The Washington Free Beacon details a summit this week in New Hampshire led by former television news anchor and now education activist Campbell Brown. Six Republican presidential candidates participated.

At Brown’s “The Seventy Four” summit, all six candidates also expressed support for local control of curricula.

[Jeb] Bush discussed the value of vouchers and charter schools. “The net result of a system where a parent has total choice of where to go, is that every school is going to have to get better, or they’re going to lose their students,” Bush said.

When asked about his support for the Common Core, Bush put some distance between himself and the controversial policy, emphasizing the necessity of high standards and core content that are state-driven. “The commonality [of standards] is not as relevant as the highness of them,” he said. …

… Carly Fiorina emphasized innovation and diversity, which she said could only be maintained at a local level. She said that as president she would “devolve as much money, and as much responsibility, and as much accountability into the states’ and into communities’ and parents’ hands as possible.”
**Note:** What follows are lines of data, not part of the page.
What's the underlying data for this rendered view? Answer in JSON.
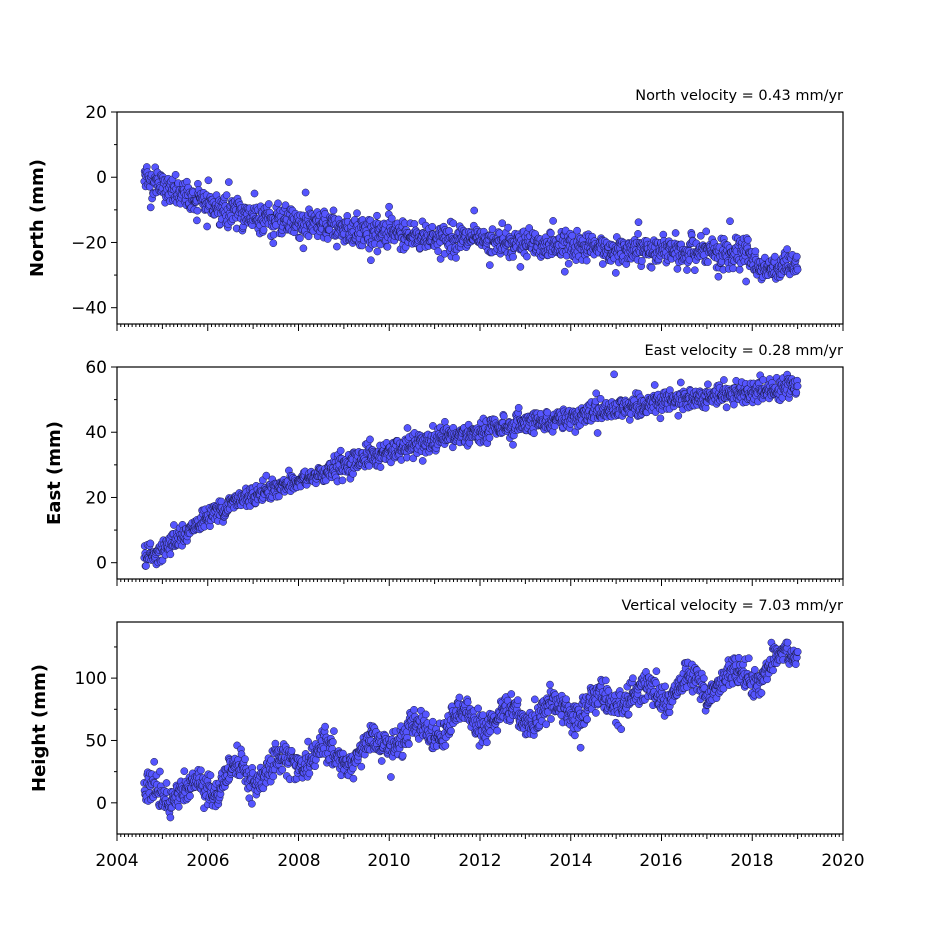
{
  "x_axis": {
    "tick_labels": [
      "2004",
      "2006",
      "2008",
      "2010",
      "2012",
      "2014",
      "2016",
      "2018",
      "2020"
    ]
  },
  "panels": [
    {
      "ylabel": "North (mm)",
      "velocity_text": "North velocity = 0.43 mm/yr",
      "y_tick_labels": [
        "20",
        "0",
        "−20",
        "−40"
      ]
    },
    {
      "ylabel": "East (mm)",
      "velocity_text": "East velocity = 0.28 mm/yr",
      "y_tick_labels": [
        "60",
        "40",
        "20",
        "0"
      ]
    },
    {
      "ylabel": "Height (mm)",
      "velocity_text": "Vertical velocity = 7.03 mm/yr",
      "y_tick_labels": [
        "100",
        "50",
        "0"
      ]
    }
  ],
  "chart_data": [
    {
      "type": "scatter",
      "ylabel": "North (mm)",
      "annotation": "North velocity = 0.43 mm/yr",
      "xlim": [
        2004,
        2020
      ],
      "ylim": [
        -45,
        20
      ],
      "y_ticks": [
        20,
        0,
        -20,
        -40
      ],
      "x_ticks": [
        2004,
        2006,
        2008,
        2010,
        2012,
        2014,
        2016,
        2018,
        2020
      ],
      "marker_color": "#5555ff",
      "x": [
        2004.6,
        2005.0,
        2005.5,
        2006.0,
        2006.5,
        2007.0,
        2007.5,
        2008.0,
        2008.5,
        2009.0,
        2009.5,
        2010.0,
        2010.5,
        2011.0,
        2011.5,
        2012.0,
        2012.5,
        2013.0,
        2013.5,
        2014.0,
        2014.5,
        2015.0,
        2015.5,
        2016.0,
        2016.5,
        2017.0,
        2017.5,
        2017.9,
        2018.1,
        2018.5,
        2019.0
      ],
      "y": [
        1,
        -3,
        -6,
        -8,
        -10,
        -12,
        -13,
        -14,
        -15,
        -16,
        -16.5,
        -17,
        -18,
        -18.5,
        -19,
        -19.5,
        -20,
        -20.5,
        -21,
        -21.5,
        -22,
        -22,
        -22.5,
        -22.5,
        -23,
        -23,
        -23,
        -23,
        -27,
        -28,
        -28
      ],
      "scatter": 2.2
    },
    {
      "type": "scatter",
      "ylabel": "East (mm)",
      "annotation": "East velocity = 0.28 mm/yr",
      "xlim": [
        2004,
        2020
      ],
      "ylim": [
        -5,
        60
      ],
      "y_ticks": [
        60,
        40,
        20,
        0
      ],
      "x_ticks": [
        2004,
        2006,
        2008,
        2010,
        2012,
        2014,
        2016,
        2018,
        2020
      ],
      "marker_color": "#5555ff",
      "x": [
        2004.6,
        2005.0,
        2005.5,
        2006.0,
        2006.5,
        2007.0,
        2007.5,
        2008.0,
        2008.5,
        2009.0,
        2009.5,
        2010.0,
        2010.5,
        2011.0,
        2011.5,
        2012.0,
        2012.5,
        2013.0,
        2013.5,
        2014.0,
        2014.5,
        2015.0,
        2015.5,
        2016.0,
        2016.5,
        2017.0,
        2017.5,
        2018.0,
        2018.5,
        2019.0
      ],
      "y": [
        1,
        4,
        9,
        14,
        18,
        21,
        23,
        25,
        27,
        30,
        32,
        34,
        36,
        37,
        39,
        40,
        41.5,
        42.5,
        43.5,
        44.5,
        46,
        47,
        48,
        49,
        50,
        51,
        52,
        52.5,
        53.5,
        54
      ],
      "scatter": 1.6
    },
    {
      "type": "scatter",
      "ylabel": "Height (mm)",
      "annotation": "Vertical velocity = 7.03 mm/yr",
      "xlim": [
        2004,
        2020
      ],
      "ylim": [
        -25,
        145
      ],
      "y_ticks": [
        100,
        50,
        0
      ],
      "x_ticks": [
        2004,
        2006,
        2008,
        2010,
        2012,
        2014,
        2016,
        2018,
        2020
      ],
      "marker_color": "#5555ff",
      "x": [
        2004.6,
        2005.0,
        2005.5,
        2006.0,
        2006.5,
        2007.0,
        2007.5,
        2008.0,
        2008.5,
        2009.0,
        2009.5,
        2010.0,
        2010.5,
        2011.0,
        2011.5,
        2012.0,
        2012.5,
        2013.0,
        2013.5,
        2014.0,
        2014.5,
        2015.0,
        2015.5,
        2016.0,
        2016.5,
        2017.0,
        2017.5,
        2018.0,
        2018.5,
        2018.9,
        2019.0
      ],
      "y": [
        5,
        12,
        5,
        15,
        18,
        22,
        30,
        35,
        38,
        40,
        40,
        52,
        55,
        60,
        65,
        68,
        68,
        70,
        72,
        75,
        78,
        82,
        85,
        90,
        92,
        96,
        98,
        104,
        110,
        118,
        125
      ],
      "scatter": 6,
      "seasonal_amplitude": 9
    }
  ]
}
Fiorina criticized federal programs such as Race to the Top that dictate standards on the state level through funding. “A bureaucracy by nature will standardize and systematize. They won’t standardize goals, they will standardize methods,” she said. Fiorina supported the version of the No Child Left Behind Act revised in the Republican House, which would push money out to the local level.

She advocated zero-based budgeting and a “top-to-bottom audit” of the federal government. …

… [John] Kasich supported a strong school choice program that included charter schools and vouchers and committees that would help failing schools.

“We have to break the agrarian model: we stick everybody in a classroom and we try to teach everybody in the same way, and as we all know, children learn in different ways,” he said.

Kasich, like Bush, distanced himself from Common Core. “We had a big war here in the country over this thing called Common Core. Did you hear anything out of me that didn’t represent local control? So we have to sometimes get beyond the headlines and the politics, and look underneath to figure out what the reality is,” he said.

Kasich said that teachers were vital to student success and individualized education. “How do we pay a college football couch four million dollars a year and we pay our teachers peanuts?” he asked. “If they’re not teaching very well, we need to either help them get better, or they shouldn’t be teaching.”